Como esse comportamento gera uma descarga de agressividade, a sensação pode tornar-se prazerosa, causando uma espécie de reforço positivo para si no ciclo da coerção. Quando defendemos que, em casos de bullying, o/a autor/a seja tratado/a de maneira semelhante à pessoa alvo, é também na intenção de que casos como esse não se perpetuem. O/A agente alvo/autor/a é um exemplo claro de como se não tratarmos a violência ela pode se ramificar das mais diversas maneiras.

2.1.4.4 Espectador/a

Tendo em mente um cenário escolar, podemos inferir que a maioria dos/as alunos/as não se envolvem diretamente em casos de bullying. Muitos/as passam a vida toda tendo um papel de coadjuvante, de maneira que não se identificam nem como

35

autor/a nem como alvo. Ainda assim, conseguem ter uma participação, mesmo que passiva, diante da situação.

É o caso dos/das espectadores/as. Fante e Pedra (2008) colocam que:

Os espectadores representam a maioria dos alunos de uma escola. Eles não sofrem e nem praticam bullying, mas sofrem as suas conseqüências, por presenciarem constantemente as situações de constrangimento vivenciadas pelas vítimas. Muitos espectadores repudiam as ações dos agressores, mas nada fazem para intervir. Outros as apóiam e incentivam dando risadas, consentindo com as agressões. Outros fingem se divertir com o sofrimento das vítimas, como estratégia de defesa. Esse comportamento é adotado como forma de proteção, pois temem tornar-se as próximas vítimas (FANTE; PEDRA, 2008, p. 61).

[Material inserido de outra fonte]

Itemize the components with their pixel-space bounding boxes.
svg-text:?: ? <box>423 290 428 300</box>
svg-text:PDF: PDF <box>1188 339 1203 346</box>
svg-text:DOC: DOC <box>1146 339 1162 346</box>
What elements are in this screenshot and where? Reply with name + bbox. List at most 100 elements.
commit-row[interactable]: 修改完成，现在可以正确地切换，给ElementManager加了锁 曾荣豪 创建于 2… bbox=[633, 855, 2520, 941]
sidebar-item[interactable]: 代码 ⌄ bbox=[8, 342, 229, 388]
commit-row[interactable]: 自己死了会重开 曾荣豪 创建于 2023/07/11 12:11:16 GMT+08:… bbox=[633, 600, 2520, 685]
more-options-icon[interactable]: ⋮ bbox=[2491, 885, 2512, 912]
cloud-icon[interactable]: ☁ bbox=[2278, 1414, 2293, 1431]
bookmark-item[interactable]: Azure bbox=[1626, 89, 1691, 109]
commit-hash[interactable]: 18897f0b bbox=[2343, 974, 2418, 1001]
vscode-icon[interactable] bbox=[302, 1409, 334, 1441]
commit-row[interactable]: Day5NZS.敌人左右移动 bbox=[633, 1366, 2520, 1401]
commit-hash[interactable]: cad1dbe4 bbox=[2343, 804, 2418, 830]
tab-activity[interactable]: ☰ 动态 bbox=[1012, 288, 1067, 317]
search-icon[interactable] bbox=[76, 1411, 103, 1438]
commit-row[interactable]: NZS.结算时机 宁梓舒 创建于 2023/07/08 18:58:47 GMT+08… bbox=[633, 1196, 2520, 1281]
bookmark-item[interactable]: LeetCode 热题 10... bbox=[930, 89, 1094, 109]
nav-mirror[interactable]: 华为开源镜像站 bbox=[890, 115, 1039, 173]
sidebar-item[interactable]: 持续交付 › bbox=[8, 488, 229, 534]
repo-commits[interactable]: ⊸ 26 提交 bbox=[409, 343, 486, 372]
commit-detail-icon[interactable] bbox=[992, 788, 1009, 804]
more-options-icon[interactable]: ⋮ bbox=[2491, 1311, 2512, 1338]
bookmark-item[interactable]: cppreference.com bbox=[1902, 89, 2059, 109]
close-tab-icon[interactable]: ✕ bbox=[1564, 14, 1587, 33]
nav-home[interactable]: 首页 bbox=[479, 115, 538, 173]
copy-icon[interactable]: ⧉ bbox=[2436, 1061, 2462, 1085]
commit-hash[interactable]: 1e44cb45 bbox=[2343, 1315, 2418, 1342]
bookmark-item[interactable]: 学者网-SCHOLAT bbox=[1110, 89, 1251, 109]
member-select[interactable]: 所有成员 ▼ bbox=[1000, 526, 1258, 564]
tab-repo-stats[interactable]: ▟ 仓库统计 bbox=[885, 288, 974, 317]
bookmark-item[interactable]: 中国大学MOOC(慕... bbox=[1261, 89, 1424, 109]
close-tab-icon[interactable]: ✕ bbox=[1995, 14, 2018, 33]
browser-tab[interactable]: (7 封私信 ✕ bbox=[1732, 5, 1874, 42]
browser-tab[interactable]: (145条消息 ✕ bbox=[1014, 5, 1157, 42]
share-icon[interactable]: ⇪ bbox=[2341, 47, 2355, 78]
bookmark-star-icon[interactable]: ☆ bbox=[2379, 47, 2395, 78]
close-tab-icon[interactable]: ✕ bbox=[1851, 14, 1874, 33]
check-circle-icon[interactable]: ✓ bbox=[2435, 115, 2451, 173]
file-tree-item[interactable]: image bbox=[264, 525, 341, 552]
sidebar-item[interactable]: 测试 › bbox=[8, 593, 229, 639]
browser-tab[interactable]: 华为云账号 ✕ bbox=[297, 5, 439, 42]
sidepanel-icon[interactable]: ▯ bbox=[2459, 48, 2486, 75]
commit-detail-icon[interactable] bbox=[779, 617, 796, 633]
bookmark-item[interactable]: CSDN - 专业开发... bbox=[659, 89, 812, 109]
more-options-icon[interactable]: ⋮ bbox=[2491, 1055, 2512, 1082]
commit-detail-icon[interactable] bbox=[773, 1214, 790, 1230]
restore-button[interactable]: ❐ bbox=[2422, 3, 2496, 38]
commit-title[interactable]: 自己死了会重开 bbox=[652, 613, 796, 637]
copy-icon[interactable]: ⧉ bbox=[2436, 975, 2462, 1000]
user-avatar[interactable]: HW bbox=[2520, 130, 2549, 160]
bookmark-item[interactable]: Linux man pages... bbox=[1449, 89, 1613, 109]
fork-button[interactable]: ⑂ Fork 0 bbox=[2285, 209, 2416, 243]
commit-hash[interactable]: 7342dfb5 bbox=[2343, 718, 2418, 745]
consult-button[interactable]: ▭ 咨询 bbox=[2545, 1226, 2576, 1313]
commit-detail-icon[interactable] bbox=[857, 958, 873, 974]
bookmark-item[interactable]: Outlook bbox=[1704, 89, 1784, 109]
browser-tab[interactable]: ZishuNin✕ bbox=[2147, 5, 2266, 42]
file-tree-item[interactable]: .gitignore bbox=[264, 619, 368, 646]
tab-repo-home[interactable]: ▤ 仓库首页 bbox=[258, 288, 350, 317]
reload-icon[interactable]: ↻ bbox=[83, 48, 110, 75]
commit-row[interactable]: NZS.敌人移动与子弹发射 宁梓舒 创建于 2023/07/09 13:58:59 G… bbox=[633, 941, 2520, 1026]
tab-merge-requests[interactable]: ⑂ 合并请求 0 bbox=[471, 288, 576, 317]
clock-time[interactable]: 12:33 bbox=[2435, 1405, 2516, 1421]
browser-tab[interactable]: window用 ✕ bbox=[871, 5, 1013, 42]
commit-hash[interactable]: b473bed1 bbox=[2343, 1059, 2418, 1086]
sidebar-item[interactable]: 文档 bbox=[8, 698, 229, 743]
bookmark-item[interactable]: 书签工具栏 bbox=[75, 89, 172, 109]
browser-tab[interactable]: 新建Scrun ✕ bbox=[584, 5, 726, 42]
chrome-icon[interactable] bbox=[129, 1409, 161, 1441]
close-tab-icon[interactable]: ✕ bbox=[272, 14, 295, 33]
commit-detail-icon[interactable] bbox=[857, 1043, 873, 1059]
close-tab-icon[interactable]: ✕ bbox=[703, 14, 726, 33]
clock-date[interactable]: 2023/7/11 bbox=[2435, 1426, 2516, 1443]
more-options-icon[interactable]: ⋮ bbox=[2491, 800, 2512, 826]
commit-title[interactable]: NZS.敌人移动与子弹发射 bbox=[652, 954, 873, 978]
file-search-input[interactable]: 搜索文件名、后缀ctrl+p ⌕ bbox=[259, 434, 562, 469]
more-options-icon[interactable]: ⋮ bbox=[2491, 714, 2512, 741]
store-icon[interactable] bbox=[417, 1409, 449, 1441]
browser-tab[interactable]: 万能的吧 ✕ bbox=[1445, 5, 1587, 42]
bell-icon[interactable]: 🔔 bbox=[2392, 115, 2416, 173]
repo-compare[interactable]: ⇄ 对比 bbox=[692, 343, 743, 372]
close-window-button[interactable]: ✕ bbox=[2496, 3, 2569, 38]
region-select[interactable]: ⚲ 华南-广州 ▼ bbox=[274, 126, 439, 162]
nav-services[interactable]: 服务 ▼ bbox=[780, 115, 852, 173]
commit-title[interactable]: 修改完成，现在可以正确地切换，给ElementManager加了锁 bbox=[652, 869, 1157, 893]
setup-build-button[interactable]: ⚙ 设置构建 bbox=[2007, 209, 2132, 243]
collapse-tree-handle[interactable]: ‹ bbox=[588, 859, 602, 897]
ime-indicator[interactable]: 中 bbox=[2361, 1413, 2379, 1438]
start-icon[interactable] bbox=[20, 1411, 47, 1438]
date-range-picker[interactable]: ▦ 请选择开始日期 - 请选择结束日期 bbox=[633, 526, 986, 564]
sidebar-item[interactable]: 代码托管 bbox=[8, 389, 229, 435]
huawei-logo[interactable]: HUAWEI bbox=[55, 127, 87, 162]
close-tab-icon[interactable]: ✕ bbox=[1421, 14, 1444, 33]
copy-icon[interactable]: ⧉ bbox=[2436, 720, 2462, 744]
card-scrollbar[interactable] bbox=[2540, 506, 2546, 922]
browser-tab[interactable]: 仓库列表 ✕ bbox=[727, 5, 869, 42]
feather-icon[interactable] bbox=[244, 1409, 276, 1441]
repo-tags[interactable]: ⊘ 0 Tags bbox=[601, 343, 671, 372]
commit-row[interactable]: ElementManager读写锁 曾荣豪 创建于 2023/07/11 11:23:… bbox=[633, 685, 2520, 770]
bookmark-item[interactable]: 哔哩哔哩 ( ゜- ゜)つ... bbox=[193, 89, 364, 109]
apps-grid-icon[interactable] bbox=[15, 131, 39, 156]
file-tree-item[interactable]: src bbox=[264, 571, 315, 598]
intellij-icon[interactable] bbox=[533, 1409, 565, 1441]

O que pode ser lido como apatia, na verdade nos mostra que o medo ronda a todos/as e na grande maioria das vezes mesmo que o/a espectador seja simpático à condição do alvo, ele/a permanece estático sobre a situação.

Paira também sob o grupo o medo incessante de se tornar o novo alvo. O silêncio muitas vezes é usado como uma moeda de troca em prol de sua integridade. Fante (2005) argumenta que:

Os próprios companheiros, espectadores-passivos, sentem-se coagidos à omissão, à conivência e à cumplicidade por não quererem se envolver, ou por medo de se tornarem um novo integrante do “time das vítimas”. Afinal de contas, expor-se a possibilidade de jogar nesse time é algo muito cruel. E depois, quem os ajudaria? (FANTE, 2005, p. 69 e 70).

As consequências para esse grupo de espectadores, no entanto, não são menos brandas. A iminência de viver sob a égide de um grupo violento e de ver de perto até onde pode chegar esses impulsos, sem sucumbir ao medo da delação, causa um nível de estresse que também merece atenção. Lopes Neto (2005, s/p) aponta que “Grande parte das testemunhas sente simpatia pelos alvos, tende a não culpá-los pelo ocorrido, condena o comportamento dos autores e deseja que os professores intervenham mais efetivamente. Cerca de 80% dos alunos não aprovam os atos de bullying”.

O autor coloca ainda que “Quando as testemunhas interferem e tentam cessar o bullying, essas ações são efetivas na maioria dos casos. Portanto, é importante incentivar o uso desse poder advindo do grupo, fazendo com que os autores se sintam sem o apoio social necessário” (LOPES NETO, 2005, s/p). Toda exposição a esse

36

ambiente pode desembocar em graves consequências no desenvolvimento social e psíquico dessas crianças e adolescentes. É absolutamente necessário um esforço conjunto da escola com os pais para que se observe qualquer mudança de comportamento ou desvio de conduta, de modo a trabalhar preventivamente.

O suicídio entre jovens e crianças e até homicídios em massa (como por exemplo, atiradores em escolas) tem sido uma realidade calejada no mundo e começa a chegar a números alarmantes aqui no Brasil. A taxa de suicídio entre jovens de 15 a 29 anos subiu de 5,1 em 2002 para 5,6 em 2014, o que significa um aumento de 10%. Se analisarmos num espaço de tempo um pouco maior, esse número cresce, assustadoramente, para 27,2% de 1980 a 2014.9 Estes números deixam claro que precisamos conversar sobre o sofrimento desses/dessas jovens.